Fed Minutes Gave A Slight Boost To Investor Morale

FED MINUTES HELP MARKETS RECOVER A BIT

In the U.S., after a negative start of the trading day yesterday, the top three indices managed to recover some of their losses and end the session somewhat flat. The boost came after the Fed released the minutes from its last gathering where they have noted that rates could be increased already in March, but not with the same aggressiveness, as it was anticipated earlier. This helped boost investor morale giving them an opportunity to take advantage of the situation, when the rates are still lower. As we understand, higher interest rates are not seen as a positive for the equities, due to higher borrowing costs.

DJIA — TECHNICAL OUTLOOK

DJIA is now seen trading above a newly-established short-term tentative upside support line drawn from the low of January 24th.
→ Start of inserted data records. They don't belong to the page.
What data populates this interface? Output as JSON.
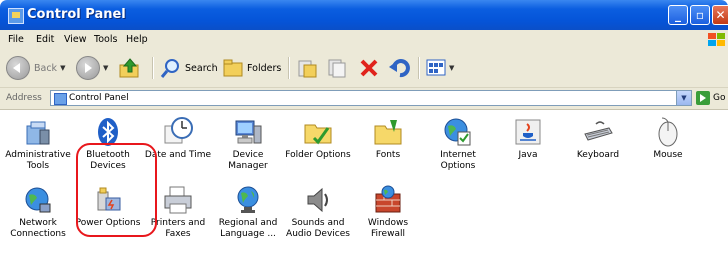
{
  "window": {
    "title": "Control Panel",
    "minimize": "_",
    "maximize": "▫",
    "close": "✕"
  },
  "menu": [
    "File",
    "Edit",
    "View",
    "Tools",
    "Help"
  ],
  "toolbar": {
    "back": "Back",
    "search": "Search",
    "folders": "Folders"
  },
  "address": {
    "label": "Address",
    "value": "Control Panel",
    "go": "Go"
  },
  "items": [
    {
      "l1": "Administrative",
      "l2": "Tools",
      "icon": "administrative-tools-icon"
    },
    {
      "l1": "Bluetooth",
      "l2": "Devices",
      "icon": "bluetooth-icon"
    },
    {
      "l1": "Date and Time",
      "l2": "",
      "icon": "date-time-icon"
    },
    {
      "l1": "Device",
      "l2": "Manager",
      "icon": "device-manager-icon"
    },
    {
      "l1": "Folder Options",
      "l2": "",
      "icon": "folder-options-icon"
    },
    {
      "l1": "Fonts",
      "l2": "",
      "icon": "fonts-icon"
    },
    {
      "l1": "Internet",
      "l2": "Options",
      "icon": "internet-options-icon"
    },
    {
      "l1": "Java",
      "l2": "",
      "icon": "java-icon"
    },
    {
      "l1": "Keyboard",
      "l2": "",
      "icon": "keyboard-icon"
    },
    {
      "l1": "Mouse",
      "l2": "",
      "icon": "mouse-icon"
    },
    {
      "l1": "Network",
      "l2": "Connections",
      "icon": "network-connections-icon"
    },
    {
      "l1": "Power Options",
      "l2": "",
      "icon": "power-options-icon"
    },
    {
      "l1": "Printers and",
      "l2": "Faxes",
      "icon": "printers-faxes-icon"
    },
    {
      "l1": "Regional and",
      "l2": "Language ...",
      "icon": "regional-language-icon"
    },
    {
      "l1": "Sounds and",
      "l2": "Audio Devices",
      "icon": "sounds-audio-icon"
    },
    {
      "l1": "Windows",
      "l2": "Firewall",
      "icon": "windows-firewall-icon"
    }
  ],
  "colors": {
    "titlebar": "#0554d8",
    "highlight": "#e8171c",
    "chrome": "#ece9d8"
  }
}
That said, the index seems to be struggling with a resistance area between the 35055 and 35142 hurdles, marked by the highs of February 15th and 16th respectively. In order to aim for slightly higher levels, we prefer to wait for a strong break above that resistance area first.

AUSTRALIA’S EMPLOYMENT NUMBERS COME OUT ON THE MODEST SIDE

During the Asian morning we have received the Australian jobs numbers for the month of January. The participation rate improved by a tenth of a percent from the previous one, showing up at 66.2%. Although the employment change number came out at 12.9k, which is better than the initial forecast of -15.0k, the previous reading was at 64.8k. Unemployment rate remained at the same level, at 4.2%. Overall, the report was not bad, which may keep RBA away from raising rates for a while.

AUD/CHF — TECHNICAL OUTLOOK

Currently, AUD/CHF is trading between two short-term trendlines, an upside one taken from the low of January 28th and a downside one taken from the high of February 10th. In order to consider the next short-term directional move, a break of through one of those lines is needed.

US DATA IN FOCUS

Later on, the U.S. will release a few sets of data for market participants to digest today. January’s building permits will be released and the current expectation is for a decline from 1.885mln to 1.760mln. If so, this would be the first month that the figure would be below forecast, after three straight months of gains.

AS FOR THE REST OF TODAY’S EVENTS

Another piece of economic data from the U.S. that will be delivered today will be the Philadelphia Fed Manufacturing index for February. The current expectation is for the reading to show up at 20.0. If so, this would be lower from the previous 23.2. Since March of last year, the figure is on a steady decline. In order to beat the March 2021 number, we would need to see the actual figure coming out above 51.8. However, for now, it seems unlikely, as current higher inflation reduces the variety and quantity of goods that a household can purchase, forcing the consumer to choose one good over another. This means that production levels in certain sectors might slow down a bit.